Ben Smith posted a good piece over the holiday weekend about the uber-realism that has dominated recent American thinking about Afghanistan. Prior to the Iraq fiasco, there was much self-congratulation in Washington about how we had liberated women and struck a blow for enlightened western values. But the Bush era drove such notions into the dirt, and now we can expect Barack Obama to make his case for escalating in Afghanistan almost purely on national security grounds. Ben rounds up a good sampling of views about this, but there's one perspective that I would have heavily emphasized: that of Hillary Clinton, who, as Plank readers know by now, once considered the rights of Afghan women a central goal for the United States. Here she is writing in Time magazine shortly after the U.S. toppled the Taliban eight years ago:

Critics—some domestic, some in the Islamic world—say that America has no right to impose its values on Afghan society. They argue that to promote equal rights for women and a role for women in Afghan government and society amounts to cultural imperialism, destined to arouse the animosity of Muslims throughout the region.

I believe such criticism fails on at least two counts. One, it does not recognize that we, as liberators, have an interest in what follows the Taliban in Afghanistan. We cannot simply drop our bombs and depart with our best wishes, lest we find ourselves returning some years down the road to root out another terrorist regime.

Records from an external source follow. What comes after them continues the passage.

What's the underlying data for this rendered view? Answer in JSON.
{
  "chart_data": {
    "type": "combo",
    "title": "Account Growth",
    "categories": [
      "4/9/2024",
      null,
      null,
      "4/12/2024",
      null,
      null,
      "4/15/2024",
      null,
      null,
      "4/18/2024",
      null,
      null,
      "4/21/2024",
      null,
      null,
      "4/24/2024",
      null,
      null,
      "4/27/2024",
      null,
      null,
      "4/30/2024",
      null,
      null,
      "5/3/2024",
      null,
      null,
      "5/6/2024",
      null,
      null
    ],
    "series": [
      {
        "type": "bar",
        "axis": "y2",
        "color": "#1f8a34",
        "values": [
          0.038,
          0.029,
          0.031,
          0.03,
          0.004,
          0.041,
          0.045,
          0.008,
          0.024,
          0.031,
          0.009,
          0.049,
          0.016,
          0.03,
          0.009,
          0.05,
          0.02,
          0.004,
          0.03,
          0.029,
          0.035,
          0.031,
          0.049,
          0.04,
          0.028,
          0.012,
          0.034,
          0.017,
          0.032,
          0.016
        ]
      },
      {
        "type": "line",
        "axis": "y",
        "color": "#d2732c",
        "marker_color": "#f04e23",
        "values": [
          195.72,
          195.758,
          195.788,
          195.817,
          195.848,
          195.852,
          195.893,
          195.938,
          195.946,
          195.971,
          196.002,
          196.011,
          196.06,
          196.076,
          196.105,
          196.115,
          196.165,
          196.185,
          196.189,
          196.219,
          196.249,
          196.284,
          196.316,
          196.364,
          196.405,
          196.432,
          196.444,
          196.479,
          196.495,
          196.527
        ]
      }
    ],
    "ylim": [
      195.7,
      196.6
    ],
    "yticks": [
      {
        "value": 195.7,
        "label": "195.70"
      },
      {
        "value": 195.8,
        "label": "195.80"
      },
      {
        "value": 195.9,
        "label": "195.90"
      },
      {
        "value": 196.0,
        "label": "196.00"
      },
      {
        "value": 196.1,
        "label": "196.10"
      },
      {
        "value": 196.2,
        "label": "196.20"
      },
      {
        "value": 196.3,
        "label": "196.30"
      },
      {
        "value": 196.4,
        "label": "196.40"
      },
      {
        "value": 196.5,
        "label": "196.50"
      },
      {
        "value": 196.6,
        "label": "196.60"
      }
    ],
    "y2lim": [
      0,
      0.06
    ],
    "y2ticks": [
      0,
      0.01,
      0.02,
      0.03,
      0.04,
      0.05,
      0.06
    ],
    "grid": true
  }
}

Second, the argument that supporting the rights of women will insult the Muslim world is demeaning to women and to Muslims. Women's rights are human rights. They are not simply American, or western customs. They are universal values which we have a responsibility to promote throughout the world, and especially in a place like Afghanistan.

It is not only the right thing to do; it is the smart thing to do. A post-Taliban Afghanistan where women's rights are respected is much less likely to harbor terrorists in the future. Why? Because a society that values all its members, including women, is also likely to put a higher premium on life, opportunity and freedom—values that run directly counter to the evil designs of the Osama bin Laden's of the world.

Clinton apparently supports the escalation of about 30,000 troops that Barack Obama has already ordered. It remains unclear how much of her thinking was shaped by questions of values and human rights. But with the American public tired of nation building and talk of promoting western values in the Arab world, you can bet that Obama's decision, at least, won't be presented this way.